In the context of the commercial operations of a power company we can divide information into different time horizons. The past, the present and the future. Examples of the past information is your settlements data and performance data. The present is your real time business intelligence such as what is my power plant doing now and what is happening in the marketplace. The future are your forecasts, forward curves and budgets.
It is important that anyone doing an analysis in any of the three horizons confers with the appropriate manager. Here are three examples where problems can occur with each horizon. The future horizon is perhaps the most troublesome since by its nature an analysis is an educated guess. Where an analysis can run into trouble is when one price forecast is used to drive budget and another forecast is used to value a power contract. There should be consistency between the underlying assumptions—unless of course it was intended. The past can be equally troublesome. If someone wants to do an analysis on settlements data they need to know if the data most current (the market will send rebills). A more specific analysis that hangs up many inexperienced people is when looking at energy revenues. An inexperienced analyst would overlook make whole payments for those times the unit was asked to run uneconomically (below their bid). In the present an analyst can be looking for real time operations data. It is not too uncommon to have feeds for similar data like power plant output. Typically there are at least three meter feeds: the plant's internal meters, the market/iso meters and the metering authority meters. Which is the relevant one for the analysis? Is the meter a net or gross value? If something happens to the meter where you are receiving poor values who do you call? There are many examples of improper use of information. There is a cost to using the inappropriate data point.

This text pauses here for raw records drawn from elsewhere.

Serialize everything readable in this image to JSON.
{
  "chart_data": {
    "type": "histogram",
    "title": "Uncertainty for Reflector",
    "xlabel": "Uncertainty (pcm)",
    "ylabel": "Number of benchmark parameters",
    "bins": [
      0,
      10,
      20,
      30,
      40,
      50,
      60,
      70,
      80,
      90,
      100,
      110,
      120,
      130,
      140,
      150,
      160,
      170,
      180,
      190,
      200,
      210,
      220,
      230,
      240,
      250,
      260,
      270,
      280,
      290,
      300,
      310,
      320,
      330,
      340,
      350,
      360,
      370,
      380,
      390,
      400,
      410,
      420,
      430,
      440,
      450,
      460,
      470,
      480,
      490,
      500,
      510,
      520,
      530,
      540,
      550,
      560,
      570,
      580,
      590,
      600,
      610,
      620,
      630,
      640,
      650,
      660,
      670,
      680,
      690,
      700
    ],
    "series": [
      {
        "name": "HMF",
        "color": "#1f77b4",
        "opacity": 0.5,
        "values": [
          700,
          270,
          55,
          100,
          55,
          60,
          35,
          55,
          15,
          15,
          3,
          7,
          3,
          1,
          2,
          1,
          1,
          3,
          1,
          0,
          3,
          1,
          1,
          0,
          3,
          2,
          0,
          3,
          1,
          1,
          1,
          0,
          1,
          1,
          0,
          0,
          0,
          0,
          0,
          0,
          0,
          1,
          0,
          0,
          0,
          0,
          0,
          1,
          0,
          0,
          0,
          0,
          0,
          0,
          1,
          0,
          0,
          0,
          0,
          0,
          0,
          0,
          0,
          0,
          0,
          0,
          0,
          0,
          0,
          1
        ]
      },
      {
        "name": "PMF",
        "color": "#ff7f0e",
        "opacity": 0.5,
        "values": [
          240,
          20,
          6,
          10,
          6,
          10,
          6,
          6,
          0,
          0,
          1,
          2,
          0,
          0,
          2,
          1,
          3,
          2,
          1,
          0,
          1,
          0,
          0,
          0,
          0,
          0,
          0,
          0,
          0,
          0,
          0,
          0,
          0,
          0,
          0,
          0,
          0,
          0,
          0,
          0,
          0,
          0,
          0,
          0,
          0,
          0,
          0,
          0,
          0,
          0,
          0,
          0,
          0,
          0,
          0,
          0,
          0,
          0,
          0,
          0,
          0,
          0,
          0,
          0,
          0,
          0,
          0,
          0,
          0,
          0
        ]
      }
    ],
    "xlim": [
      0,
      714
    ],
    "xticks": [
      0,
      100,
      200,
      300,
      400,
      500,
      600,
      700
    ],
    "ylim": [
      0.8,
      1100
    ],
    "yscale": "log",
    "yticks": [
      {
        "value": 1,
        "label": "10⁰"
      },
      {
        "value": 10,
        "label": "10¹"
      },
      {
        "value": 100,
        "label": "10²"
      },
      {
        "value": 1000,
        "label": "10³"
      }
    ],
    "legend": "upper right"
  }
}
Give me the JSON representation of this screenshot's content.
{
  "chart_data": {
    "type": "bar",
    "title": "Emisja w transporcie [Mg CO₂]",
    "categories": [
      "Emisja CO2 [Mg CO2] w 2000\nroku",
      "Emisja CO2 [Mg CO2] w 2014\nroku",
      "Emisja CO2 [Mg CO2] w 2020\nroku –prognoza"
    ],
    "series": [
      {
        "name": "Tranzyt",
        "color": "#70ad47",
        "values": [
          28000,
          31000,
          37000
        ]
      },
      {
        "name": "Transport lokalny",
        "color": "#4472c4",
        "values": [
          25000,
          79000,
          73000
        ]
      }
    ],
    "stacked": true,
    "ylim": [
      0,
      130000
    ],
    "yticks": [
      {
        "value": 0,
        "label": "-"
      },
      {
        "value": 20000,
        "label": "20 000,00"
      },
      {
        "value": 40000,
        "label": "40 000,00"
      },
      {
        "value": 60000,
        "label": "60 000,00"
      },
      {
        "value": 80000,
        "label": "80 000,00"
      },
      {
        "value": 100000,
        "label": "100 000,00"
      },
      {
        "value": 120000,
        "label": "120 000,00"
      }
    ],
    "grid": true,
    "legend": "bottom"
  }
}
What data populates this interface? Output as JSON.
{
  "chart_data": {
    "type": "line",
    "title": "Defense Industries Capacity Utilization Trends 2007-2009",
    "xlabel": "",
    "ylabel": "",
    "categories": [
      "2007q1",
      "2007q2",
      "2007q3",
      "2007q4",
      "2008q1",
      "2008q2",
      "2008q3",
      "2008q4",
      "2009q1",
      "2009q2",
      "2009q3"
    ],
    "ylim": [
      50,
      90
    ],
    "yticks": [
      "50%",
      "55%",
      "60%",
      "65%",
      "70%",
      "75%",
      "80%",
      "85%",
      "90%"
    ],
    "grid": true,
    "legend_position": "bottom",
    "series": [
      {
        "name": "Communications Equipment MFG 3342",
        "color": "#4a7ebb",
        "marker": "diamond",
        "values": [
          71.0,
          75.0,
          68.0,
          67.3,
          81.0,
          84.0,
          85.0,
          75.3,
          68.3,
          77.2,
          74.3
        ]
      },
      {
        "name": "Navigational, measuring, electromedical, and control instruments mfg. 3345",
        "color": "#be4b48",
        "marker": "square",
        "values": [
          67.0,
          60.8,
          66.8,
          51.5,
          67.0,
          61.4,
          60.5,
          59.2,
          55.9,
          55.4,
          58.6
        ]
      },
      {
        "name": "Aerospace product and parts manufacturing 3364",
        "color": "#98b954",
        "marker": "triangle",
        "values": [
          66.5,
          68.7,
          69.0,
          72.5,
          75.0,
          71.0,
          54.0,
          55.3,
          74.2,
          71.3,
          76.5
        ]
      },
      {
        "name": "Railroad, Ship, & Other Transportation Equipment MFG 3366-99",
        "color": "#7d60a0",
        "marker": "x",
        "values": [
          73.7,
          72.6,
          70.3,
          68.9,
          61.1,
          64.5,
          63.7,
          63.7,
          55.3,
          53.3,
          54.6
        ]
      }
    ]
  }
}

Knowledge management is crucial for business continuity. How do we train someone new to the business? Is that an long or short process? How do we communicate process with each other. If something happens to a key individual how do we replace that individual? Knowledge is built up over time. There was a quote in a forensic engineering textbook I had read: "Good judgement comes from experience. Experience comes from poor judgment." How do we make sure good judgement is passed from person to person? How do we share the lessons learned? During the space race in the 1960s we had the technical knowledge to put a man on the moon. That knowledge is all but gone.
Strategies for managing information:
Create an information owner. Assign someone to be the go to person for settlements data, GADS data, forward curves, forecasts etc. They are responsible to provide the most up to date information and sign off on the data's use.
Incorporate the owner into the analysis. The owner should make sure the analysis is using the most appropriate data and that data is being interpreted properly.
Create datawarehouses. This does not have to be a formal IT solution. It can be excel files in a directory on the network or a more robust database. The key issue is to create central location where the information is stored and easily accessed. This will help facilitate quicker analyses and if designed well can reduce errors in utilizing the wrong data.
Strategies for managing Knowledge:
Cross train. Even without a formal process of recording knowledge. It is very important to cross train people inside and outside of their group function. Example group functions are structuring, strategy, commercial analysis, asset management, settlements or corporate development. This way an analyst in one group has a better understand of the information owned or used by another. Cross training adds redundancy in the event of a human resources issue.
Coordinate the information managers and users. This may sound bureaucratic but keeping your analysts and information managers informed of what other analyses are occurring elsewhere in the company is one way to make sure knowledge is shared and information is properly used. Someone in one group may be solving a problem that was similar to what is being solved somewhere else. The information managers can make sure that assumptions are properly characterized across all groups.
Record Knowledge. Very simply: write it down. Write down your process. Give detailed directions. There are some technical solutions that make this easy and accessible. One is a wiki (http://en.wikipedia.org/wiki/Wiki). Wikis are web based and extremely easy to use. They have good change management (records who makes the change, what they changed and when they changed it). We use wikis internally at Pharos to provide detailed descriptions of the content we are developing. It has become a source of internal training.